By Tim Harrison, CFP, CLU, ChFC

Let’s say you’ve just done a factfinder with a prospect and you’re on to the next step: deciding what type of life insurance—whole life or term—he should buy. I recommend that you guide your prospect toward a decision by letting him—not you—answer the question himself.

Here’s how I get the “term vs. whole life” conversation going. I’ll ask a client, “Up until what age do you think you can own term insurance?” (With Northwestern Mutual, which I represent, the answer is age 80). I’ll follow up with, “What age do you think your life expectancy (or joint life expectancy, in the case of couples) will be? Usually the prospect will reply, “85 or 90.” I’ll illustrate these questions conceptually; basically, I’ll draw a line out to 80 to represent the term policy, and I’ll draw a line for whole life—a flat line that stays in place until the death benefit. Then I’ll ask, “Would you like your insurance coverage to last beyond the period of time it might actually run out?
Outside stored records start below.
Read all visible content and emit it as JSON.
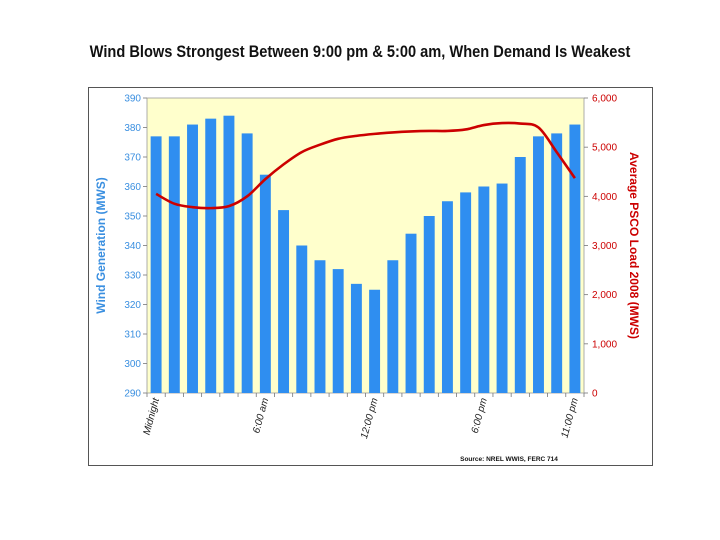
{
  "chart_data": {
    "type": "bar",
    "title": "Wind Blows Strongest Between 9:00 pm & 5:00 am, When Demand Is Weakest",
    "source": "Source: NREL WWIS, FERC 714",
    "x_tick_labels": [
      {
        "index": 0,
        "label": "Midnight"
      },
      {
        "index": 6,
        "label": "6:00 am"
      },
      {
        "index": 12,
        "label": "12:00 pm"
      },
      {
        "index": 18,
        "label": "6:00 pm"
      },
      {
        "index": 23,
        "label": "11:00 pm"
      }
    ],
    "hours": [
      0,
      1,
      2,
      3,
      4,
      5,
      6,
      7,
      8,
      9,
      10,
      11,
      12,
      13,
      14,
      15,
      16,
      17,
      18,
      19,
      20,
      21,
      22,
      23
    ],
    "left_axis": {
      "label": "Wind Generation (MWS)",
      "min": 290,
      "max": 390,
      "step": 10,
      "ticks": [
        290,
        300,
        310,
        320,
        330,
        340,
        350,
        360,
        370,
        380,
        390
      ],
      "color": "#3a8fe0"
    },
    "right_axis": {
      "label": "Average PSCO Load 2008 (MWS)",
      "min": 0,
      "max": 6000,
      "step": 1000,
      "ticks": [
        "0",
        "1,000",
        "2,000",
        "3,000",
        "4,000",
        "5,000",
        "6,000"
      ],
      "color": "#cc0000"
    },
    "series": [
      {
        "name": "Wind Generation (MWS)",
        "kind": "bar",
        "axis": "left",
        "color": "#2f8ef0",
        "values": [
          377,
          377,
          381,
          383,
          384,
          378,
          364,
          352,
          340,
          335,
          332,
          327,
          325,
          335,
          344,
          350,
          355,
          358,
          360,
          361,
          370,
          377,
          378,
          381
        ]
      },
      {
        "name": "Average PSCO Load 2008 (MWS)",
        "kind": "line",
        "axis": "right",
        "color": "#cc0000",
        "values": [
          4050,
          3850,
          3780,
          3760,
          3800,
          4000,
          4350,
          4650,
          4900,
          5050,
          5170,
          5230,
          5270,
          5300,
          5320,
          5330,
          5330,
          5360,
          5450,
          5490,
          5480,
          5400,
          4900,
          4370
        ]
      }
    ],
    "plot_background": "#ffffcc",
    "grid": false
  }
}
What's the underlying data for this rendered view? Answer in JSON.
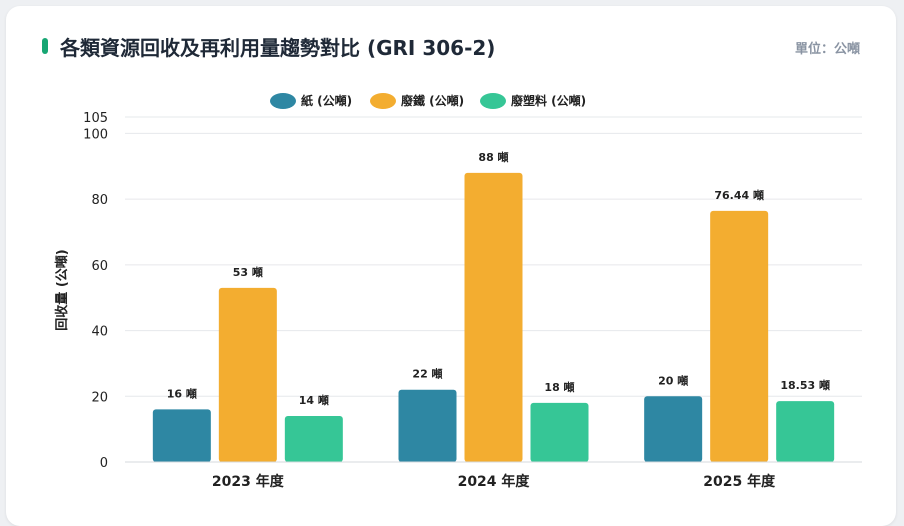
{
  "header": {
    "title": "各類資源回收及再利用量趨勢對比 (GRI 306-2)",
    "unit": "單位：公噸"
  },
  "colors": {
    "accent": "#17a673",
    "paper": "#2e87a3",
    "iron": "#f3ad30",
    "plastic": "#36c696",
    "grid": "#e6e8eb"
  },
  "chart_data": {
    "type": "bar",
    "categories": [
      "2023 年度",
      "2024 年度",
      "2025 年度"
    ],
    "series": [
      {
        "name": "紙 (公噸)",
        "values": [
          16,
          22,
          20
        ],
        "labels": [
          "16 噸",
          "22 噸",
          "20 噸"
        ],
        "color": "#2e87a3"
      },
      {
        "name": "廢鐵 (公噸)",
        "values": [
          53,
          88,
          76.44
        ],
        "labels": [
          "53 噸",
          "88 噸",
          "76.44 噸"
        ],
        "color": "#f3ad30"
      },
      {
        "name": "廢塑料 (公噸)",
        "values": [
          14,
          18,
          18.53
        ],
        "labels": [
          "14 噸",
          "18 噸",
          "18.53 噸"
        ],
        "color": "#36c696"
      }
    ],
    "ylabel": "回收量 (公噸)",
    "xlabel": "",
    "ylim": [
      0,
      105
    ],
    "yticks": [
      0,
      20,
      40,
      60,
      80,
      100,
      105
    ],
    "grid": true,
    "legend_position": "top-center"
  }
}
I’ll wait for a yes or no, then point out that 97 percent of our death claims last year were paid in whole life insurance, 3 percent in term policies.

I’ve found this approach pretty effective—it engages the prospect in the decision-making process and makes him feel as if his needs, not your wants, top any other consideration.

Tim Harrison, CFP, CLU, ChFC, is a wealth-management advisor with Northwestern Mutual Wealth Management Co., and a member of NAIFA-Omaha.